スピッツァーによって捉えられた荒れ狂う星たちのゆりかご

【2004年1月27日 Spitzer Press Releases

NASAの赤外線宇宙望遠鏡スピッツァーが、南天の大マゼラン雲にある散光星雲・タランチュラ星雲(NGC 2070)の赤ちゃん星たちを取り囲んでいる輝くちりのようすを捉えた。これによって、活動的な星形成領域の内側で何が起きているか詳細に見ることができる。

(タランチュラ星雲NGC 2070の画像)

タランチュラ星雲NGC 2070(提供:NASA/JPL-Caltech、謝辞:B. Brandl (Cornell & University of Leiden))

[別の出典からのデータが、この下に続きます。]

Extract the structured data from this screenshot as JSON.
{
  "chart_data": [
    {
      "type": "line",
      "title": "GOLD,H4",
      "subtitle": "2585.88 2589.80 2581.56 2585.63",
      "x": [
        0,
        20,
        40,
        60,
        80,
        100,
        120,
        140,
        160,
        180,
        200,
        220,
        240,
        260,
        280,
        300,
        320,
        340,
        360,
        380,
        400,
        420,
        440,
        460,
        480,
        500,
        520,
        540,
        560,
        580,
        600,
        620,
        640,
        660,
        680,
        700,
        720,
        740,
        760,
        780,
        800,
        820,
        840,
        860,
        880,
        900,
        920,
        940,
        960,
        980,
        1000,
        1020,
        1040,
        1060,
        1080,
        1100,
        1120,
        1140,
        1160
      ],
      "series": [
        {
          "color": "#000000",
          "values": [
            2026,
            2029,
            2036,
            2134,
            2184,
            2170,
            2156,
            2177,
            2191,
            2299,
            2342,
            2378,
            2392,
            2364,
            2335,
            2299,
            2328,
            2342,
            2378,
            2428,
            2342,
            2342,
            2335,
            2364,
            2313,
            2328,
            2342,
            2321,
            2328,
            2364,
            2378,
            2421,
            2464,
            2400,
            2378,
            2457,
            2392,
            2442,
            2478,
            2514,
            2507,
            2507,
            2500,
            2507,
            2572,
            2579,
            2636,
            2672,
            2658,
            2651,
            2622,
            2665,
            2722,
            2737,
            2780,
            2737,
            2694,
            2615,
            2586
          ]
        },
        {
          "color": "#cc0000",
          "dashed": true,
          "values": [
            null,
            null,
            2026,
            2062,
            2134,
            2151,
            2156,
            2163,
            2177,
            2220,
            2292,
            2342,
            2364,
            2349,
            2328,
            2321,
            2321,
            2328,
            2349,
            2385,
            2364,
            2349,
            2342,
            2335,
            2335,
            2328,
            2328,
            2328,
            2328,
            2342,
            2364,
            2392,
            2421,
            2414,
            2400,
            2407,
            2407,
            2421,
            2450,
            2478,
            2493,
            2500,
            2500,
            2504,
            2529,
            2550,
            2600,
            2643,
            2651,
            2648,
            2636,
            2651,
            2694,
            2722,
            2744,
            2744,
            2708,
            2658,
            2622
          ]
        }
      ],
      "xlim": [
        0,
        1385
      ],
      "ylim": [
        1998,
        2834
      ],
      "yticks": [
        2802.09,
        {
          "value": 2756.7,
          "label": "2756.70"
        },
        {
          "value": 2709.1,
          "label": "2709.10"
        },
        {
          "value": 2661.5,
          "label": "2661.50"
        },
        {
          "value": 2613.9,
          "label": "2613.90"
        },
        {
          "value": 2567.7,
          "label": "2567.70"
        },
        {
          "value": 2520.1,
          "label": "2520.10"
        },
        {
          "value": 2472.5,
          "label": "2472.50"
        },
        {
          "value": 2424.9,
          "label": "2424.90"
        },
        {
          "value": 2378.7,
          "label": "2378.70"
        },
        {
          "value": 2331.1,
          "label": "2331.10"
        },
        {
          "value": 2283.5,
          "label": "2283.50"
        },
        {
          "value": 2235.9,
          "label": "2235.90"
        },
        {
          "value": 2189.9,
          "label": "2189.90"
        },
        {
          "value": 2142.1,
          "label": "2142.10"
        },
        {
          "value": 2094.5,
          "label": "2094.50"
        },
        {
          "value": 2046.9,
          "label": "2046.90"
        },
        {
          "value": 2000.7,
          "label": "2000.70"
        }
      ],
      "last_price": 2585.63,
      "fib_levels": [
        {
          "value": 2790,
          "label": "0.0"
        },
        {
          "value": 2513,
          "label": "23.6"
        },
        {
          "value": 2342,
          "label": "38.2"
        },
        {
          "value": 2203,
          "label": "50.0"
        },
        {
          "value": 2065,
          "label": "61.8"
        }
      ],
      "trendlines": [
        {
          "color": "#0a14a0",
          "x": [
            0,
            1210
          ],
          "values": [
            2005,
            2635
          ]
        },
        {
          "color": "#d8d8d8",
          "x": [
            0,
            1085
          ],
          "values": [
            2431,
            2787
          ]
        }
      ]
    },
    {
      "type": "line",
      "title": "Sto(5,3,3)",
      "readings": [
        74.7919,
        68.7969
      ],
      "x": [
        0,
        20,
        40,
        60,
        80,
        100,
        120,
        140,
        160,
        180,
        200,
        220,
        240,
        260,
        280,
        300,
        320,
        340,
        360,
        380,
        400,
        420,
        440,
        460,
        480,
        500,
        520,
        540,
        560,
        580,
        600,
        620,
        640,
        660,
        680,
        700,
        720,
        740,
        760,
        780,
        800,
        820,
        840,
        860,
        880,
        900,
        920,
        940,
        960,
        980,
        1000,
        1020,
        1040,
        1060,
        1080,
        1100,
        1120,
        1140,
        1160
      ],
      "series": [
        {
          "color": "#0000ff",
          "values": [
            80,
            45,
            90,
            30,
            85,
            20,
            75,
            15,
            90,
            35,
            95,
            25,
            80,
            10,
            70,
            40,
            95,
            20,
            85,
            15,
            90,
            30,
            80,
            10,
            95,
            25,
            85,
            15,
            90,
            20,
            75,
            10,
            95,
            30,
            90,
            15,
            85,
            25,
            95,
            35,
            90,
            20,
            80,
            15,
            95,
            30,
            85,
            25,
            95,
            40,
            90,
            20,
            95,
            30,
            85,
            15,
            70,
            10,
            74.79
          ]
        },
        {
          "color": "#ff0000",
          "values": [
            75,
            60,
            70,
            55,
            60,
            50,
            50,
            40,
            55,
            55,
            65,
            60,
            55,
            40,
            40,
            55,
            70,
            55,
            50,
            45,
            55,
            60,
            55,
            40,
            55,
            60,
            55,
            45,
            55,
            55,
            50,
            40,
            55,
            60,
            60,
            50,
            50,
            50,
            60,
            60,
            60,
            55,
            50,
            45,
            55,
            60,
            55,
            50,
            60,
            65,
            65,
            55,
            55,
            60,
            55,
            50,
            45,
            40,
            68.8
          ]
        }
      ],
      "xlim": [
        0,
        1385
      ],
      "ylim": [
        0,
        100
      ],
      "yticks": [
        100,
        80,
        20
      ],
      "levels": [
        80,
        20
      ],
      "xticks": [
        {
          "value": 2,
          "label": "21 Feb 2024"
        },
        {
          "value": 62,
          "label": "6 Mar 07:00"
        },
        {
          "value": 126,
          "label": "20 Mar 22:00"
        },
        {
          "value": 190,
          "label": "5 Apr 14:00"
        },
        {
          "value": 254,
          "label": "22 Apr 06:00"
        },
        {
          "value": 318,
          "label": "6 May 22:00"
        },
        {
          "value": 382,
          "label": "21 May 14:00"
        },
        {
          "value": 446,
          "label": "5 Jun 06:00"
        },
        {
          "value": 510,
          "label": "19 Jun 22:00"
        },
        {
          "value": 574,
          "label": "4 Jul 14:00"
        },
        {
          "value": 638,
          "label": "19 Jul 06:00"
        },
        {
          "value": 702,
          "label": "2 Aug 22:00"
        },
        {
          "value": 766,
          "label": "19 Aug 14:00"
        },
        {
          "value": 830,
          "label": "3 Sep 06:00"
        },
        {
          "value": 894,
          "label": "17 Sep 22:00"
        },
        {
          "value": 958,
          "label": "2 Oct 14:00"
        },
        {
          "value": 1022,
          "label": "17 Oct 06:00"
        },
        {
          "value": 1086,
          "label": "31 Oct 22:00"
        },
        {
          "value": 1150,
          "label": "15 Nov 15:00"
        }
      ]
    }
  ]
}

この輝くガスとちりからできた雲は、われわれの銀河系や大マゼラン雲などの銀河を含む局部銀河群にの中で、もっとも活発に星の形成が進んでいる領域である。タランチュラ星雲はわれわれの銀河系以外の場所で肉眼で見ることのできる唯一の星雲で、質量が太陽の100倍を越えるような大きな星々も存在している。

これまで、他の望遠鏡による観測でも、蜘蛛の足のようなフィラメント構造(タランチュラ星雲という名の由来)や無数の星がちりばめられた部分が明らかになっていた。しかしスピッツァーは、若い星々を取り囲むちりのポケットを完璧に見通し、この巨大な星のゆりかごや内部に隠されていた星などを初めて観測したのだ。さらに、中心部の星からの強烈な放射によってちりが吹き飛ばされてできた、星の周りに広がる空洞のような穴まで詳細に捉えられている。

今後この領域の研究がすすめば、太陽のような星も含む一般的な星の形成についての理解が進むそうだ。